Finally, the Huntsmans arrive. Dreamy country music swells, and the soon-to-be candidate takes the stage. From this podium, Reagan pummeled Carter, calling his record "a litany of despair, of broken promises, of sacred trusts abandoned and forgotten." Huntsman isn't getting into that sort of thing. "I don't think you need to run down someone's reputation in order to run for the office of the president," he says. There's some hints at policy, talk of tax cuts, job creation. But that's not the point. The point is for the world to start to get a good look at Jon Huntsman.
Standing at the back of the plaza as we do is a beaming Fred Davis. If Huntsman's entrance music sounded familiar, it's the Republican media strategist's doing. The custom-made tune is the soundtrack to a trio of curious video clips Davis rolled out over the Internet in the last week to tease this moment. They followed a pattern. "6 Days" showed an actor riding a dirt bike through what's presumably the Utah desert. "Did not become famous with his band 'Wizard,'" reads the on-screen copy, a reference to the high school band that Huntsman dropped out of high school to pursue. "4 Days" has the same scene, with the tagline , "Has seven children, one from India, one from China." And then "Tomorrow," rolled out yesterday: "The candidate who rides motocross to relax." The videos, posted on Vimeo, attracted just 85,000 views in total, and one comment. It's from one "troyeseffigy." It reads simply, "wtf?"
I try to figure out a polite way to put troyeseffigy's question to Davis. Those videos were, um, quirky, I finally manage.
"My call," says Davis, who is known for having produced Carly Fiorina's nearly hallucinatory "Demon Sheep" web video during the 2010 California Senate campaign. There's no avoiding that Huntsman reads mild-mannered, and focusing the videos on his love of motocross, says Davis, made sense because "it was probably the most telling thing about him. That this guy, who was very, very calm, to pick this hobby that's not very calm is very, very interesting," says Davis. "If you went and talked to him, you wouldn't say, 'This is a guy who's a motocross fan.'"
An added benefit is that the Davis spots evoke an idea of Huntsman without serving up much of a target. The Utah Democrats tried, posting a weak parody that reads, "Has reversed positions he took as Governor. Riding away from his record." Huntsman will likely survive the blow.

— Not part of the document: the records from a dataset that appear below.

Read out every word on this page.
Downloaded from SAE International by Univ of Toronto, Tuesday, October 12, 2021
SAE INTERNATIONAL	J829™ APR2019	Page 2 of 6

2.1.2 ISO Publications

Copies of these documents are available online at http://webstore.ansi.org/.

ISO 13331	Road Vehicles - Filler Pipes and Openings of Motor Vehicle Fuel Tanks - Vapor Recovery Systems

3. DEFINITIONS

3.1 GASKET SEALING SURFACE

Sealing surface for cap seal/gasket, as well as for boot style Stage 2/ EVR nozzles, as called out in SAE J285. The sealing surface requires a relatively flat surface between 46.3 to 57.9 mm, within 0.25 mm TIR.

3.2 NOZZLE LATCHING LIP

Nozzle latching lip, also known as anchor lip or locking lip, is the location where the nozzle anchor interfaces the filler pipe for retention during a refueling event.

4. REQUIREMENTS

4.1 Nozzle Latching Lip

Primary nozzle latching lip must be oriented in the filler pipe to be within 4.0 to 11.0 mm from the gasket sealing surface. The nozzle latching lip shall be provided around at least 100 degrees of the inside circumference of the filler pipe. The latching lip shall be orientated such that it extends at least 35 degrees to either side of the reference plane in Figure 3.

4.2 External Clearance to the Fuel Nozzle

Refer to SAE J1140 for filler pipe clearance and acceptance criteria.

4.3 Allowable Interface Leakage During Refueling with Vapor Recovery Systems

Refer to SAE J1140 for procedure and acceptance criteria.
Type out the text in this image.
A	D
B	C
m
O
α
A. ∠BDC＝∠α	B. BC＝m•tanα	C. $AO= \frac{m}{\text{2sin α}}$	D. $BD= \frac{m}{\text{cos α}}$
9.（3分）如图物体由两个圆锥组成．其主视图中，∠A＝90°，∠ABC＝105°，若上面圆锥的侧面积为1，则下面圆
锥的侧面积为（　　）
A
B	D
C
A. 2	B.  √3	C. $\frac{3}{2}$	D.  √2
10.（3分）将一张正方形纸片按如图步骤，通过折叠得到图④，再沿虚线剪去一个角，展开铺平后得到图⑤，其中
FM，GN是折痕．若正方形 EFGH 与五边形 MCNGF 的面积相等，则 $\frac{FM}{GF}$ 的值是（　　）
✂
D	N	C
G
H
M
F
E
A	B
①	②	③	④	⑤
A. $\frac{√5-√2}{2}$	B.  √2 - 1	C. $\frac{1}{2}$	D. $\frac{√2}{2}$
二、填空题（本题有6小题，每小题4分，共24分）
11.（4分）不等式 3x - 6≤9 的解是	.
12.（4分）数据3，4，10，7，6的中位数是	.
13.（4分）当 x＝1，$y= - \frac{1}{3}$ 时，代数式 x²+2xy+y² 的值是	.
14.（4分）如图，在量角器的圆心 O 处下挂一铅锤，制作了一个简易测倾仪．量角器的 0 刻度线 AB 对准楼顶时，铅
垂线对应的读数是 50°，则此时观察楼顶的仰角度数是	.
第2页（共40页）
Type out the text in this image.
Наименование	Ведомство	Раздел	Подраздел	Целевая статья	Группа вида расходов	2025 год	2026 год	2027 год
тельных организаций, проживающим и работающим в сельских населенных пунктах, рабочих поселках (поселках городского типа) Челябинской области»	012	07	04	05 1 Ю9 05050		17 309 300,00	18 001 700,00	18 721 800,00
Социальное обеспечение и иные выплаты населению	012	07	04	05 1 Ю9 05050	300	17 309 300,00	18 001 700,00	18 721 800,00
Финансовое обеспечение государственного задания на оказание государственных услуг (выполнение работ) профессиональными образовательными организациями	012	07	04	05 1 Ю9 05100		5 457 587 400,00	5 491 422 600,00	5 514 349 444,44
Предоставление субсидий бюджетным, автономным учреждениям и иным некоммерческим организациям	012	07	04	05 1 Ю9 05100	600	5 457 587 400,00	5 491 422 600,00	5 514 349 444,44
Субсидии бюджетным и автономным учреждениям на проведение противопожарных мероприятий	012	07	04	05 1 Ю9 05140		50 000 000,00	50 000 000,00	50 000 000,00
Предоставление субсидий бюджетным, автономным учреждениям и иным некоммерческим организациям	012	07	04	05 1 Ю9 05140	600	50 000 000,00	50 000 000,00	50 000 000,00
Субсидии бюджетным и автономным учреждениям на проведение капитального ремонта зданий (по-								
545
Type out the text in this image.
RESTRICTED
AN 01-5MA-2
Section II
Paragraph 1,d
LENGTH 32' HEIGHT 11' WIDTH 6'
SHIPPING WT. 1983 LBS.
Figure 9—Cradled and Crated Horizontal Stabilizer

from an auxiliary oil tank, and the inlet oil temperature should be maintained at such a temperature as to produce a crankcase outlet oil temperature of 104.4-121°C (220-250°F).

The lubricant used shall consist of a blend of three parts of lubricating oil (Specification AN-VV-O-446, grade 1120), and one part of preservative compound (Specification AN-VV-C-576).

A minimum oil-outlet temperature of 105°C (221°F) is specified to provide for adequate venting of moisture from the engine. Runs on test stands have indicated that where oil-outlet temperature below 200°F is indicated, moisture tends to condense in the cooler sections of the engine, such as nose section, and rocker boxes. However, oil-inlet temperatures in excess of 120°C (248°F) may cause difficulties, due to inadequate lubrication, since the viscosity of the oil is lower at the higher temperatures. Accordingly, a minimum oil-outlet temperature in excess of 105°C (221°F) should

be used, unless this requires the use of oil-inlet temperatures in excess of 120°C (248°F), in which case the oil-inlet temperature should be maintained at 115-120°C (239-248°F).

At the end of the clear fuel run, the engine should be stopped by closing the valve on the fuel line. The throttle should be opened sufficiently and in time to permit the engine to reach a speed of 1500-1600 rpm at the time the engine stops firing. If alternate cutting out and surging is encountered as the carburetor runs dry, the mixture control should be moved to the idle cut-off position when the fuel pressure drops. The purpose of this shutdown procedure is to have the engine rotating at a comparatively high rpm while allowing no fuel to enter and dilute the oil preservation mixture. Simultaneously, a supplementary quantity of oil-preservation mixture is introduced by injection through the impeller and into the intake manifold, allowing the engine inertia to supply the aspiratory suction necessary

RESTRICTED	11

On the way into the park this morning, I had run into John Weaver, the former John McCain aide who largely engineered Huntsman's candidacy while the latter was still serving in China. "Whether the press liked it, hated it, or were confused by it," Weaver said of the motocross video series, "they all spent the last week talking about it. Getting the news outlets to talk about it ad infinitum was one of our goals."